Civilian body overseeing the LAPD

The Los Angeles Board of Police Commissioners, also commonly known as the Los Angeles Police Commission, is a five-member body of civilian-only, appointed officials which oversees the Los Angeles Police Department.

==Organization==
The board is made up of five members who are appointed by the mayor and confirmed by the City Council.

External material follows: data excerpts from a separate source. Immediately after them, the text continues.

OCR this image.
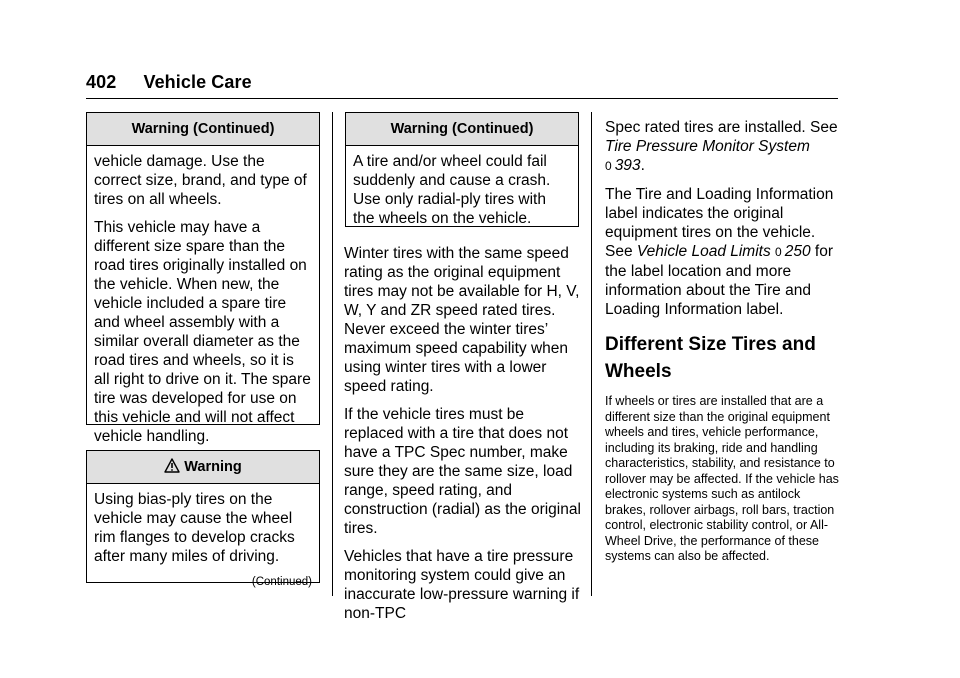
402 Vehicle Care
Warning (Continued)

vehicle damage. Use the correct size, brand, and type of tires on all wheels.

This vehicle may have a different size spare than the road tires originally installed on the vehicle. When new, the vehicle included a spare tire and wheel assembly with a similar overall diameter as the road tires and wheels, so it is all right to drive on it. The spare tire was developed for use on this vehicle and will not affect vehicle handling.

Warning

Using bias-ply tires on the vehicle may cause the wheel rim flanges to develop cracks after many miles of driving.

(Continued)
Warning (Continued)

A tire and/or wheel could fail suddenly and cause a crash. Use only radial-ply tires with the wheels on the vehicle.

Winter tires with the same speed rating as the original equipment tires may not be available for H, V, W, Y and ZR speed rated tires. Never exceed the winter tires’ maximum speed capability when using winter tires with a lower speed rating.

If the vehicle tires must be replaced with a tire that does not have a TPC Spec number, make sure they are the same size, load range, speed rating, and construction (radial) as the original tires.

Vehicles that have a tire pressure monitoring system could give an inaccurate low-pressure warning if non-TPC

Spec rated tires are installed. See Tire Pressure Monitor System 0 393.

The Tire and Loading Information label indicates the original equipment tires on the vehicle. See Vehicle Load Limits 0 250 for the label location and more information about the Tire and Loading Information label.

Different Size Tires and Wheels

If wheels or tires are installed that are a different size than the original equipment wheels and tires, vehicle performance, including its braking, ride and handling characteristics, stability, and resistance to rollover may be affected. If the vehicle has electronic systems such as antilock brakes, rollover airbags, roll bars, traction control, electronic stability control, or All-Wheel Drive, the performance of these systems can also be affected.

Each member serves a five-year term with a maximum of two terms.

The Los Angeles Police Commission also includes the Office of the Executive Director, Office of the Inspector General, Commission Investigation Division, and the Police Permit Review Panel.

==Members==
- Rasha Gerges Shields, president, former federal prosecutor
- Danny Tabor, vice president, former mayor of Inglewood
- Fabian Garcia, commissioner, director of government relations at Homeboy Industries
- Jeff K. Skobin, commissioner, chief marketing officer and vice president of business operations at Galpin Motors
- Heather Aubry, commissioner, former assistant city attorney of Los Angeles

==Responsibilities==
The Board of Police Commissioners is the collective head of the Los Angeles Police Department. It sets the overall policy while the Chief of Police manages the daily operations of the department and implements the board's policies and goals. The board meets every Tuesday in a public hearing room at police headquarters where the public may comment on the matters at hand as well as address the board directly.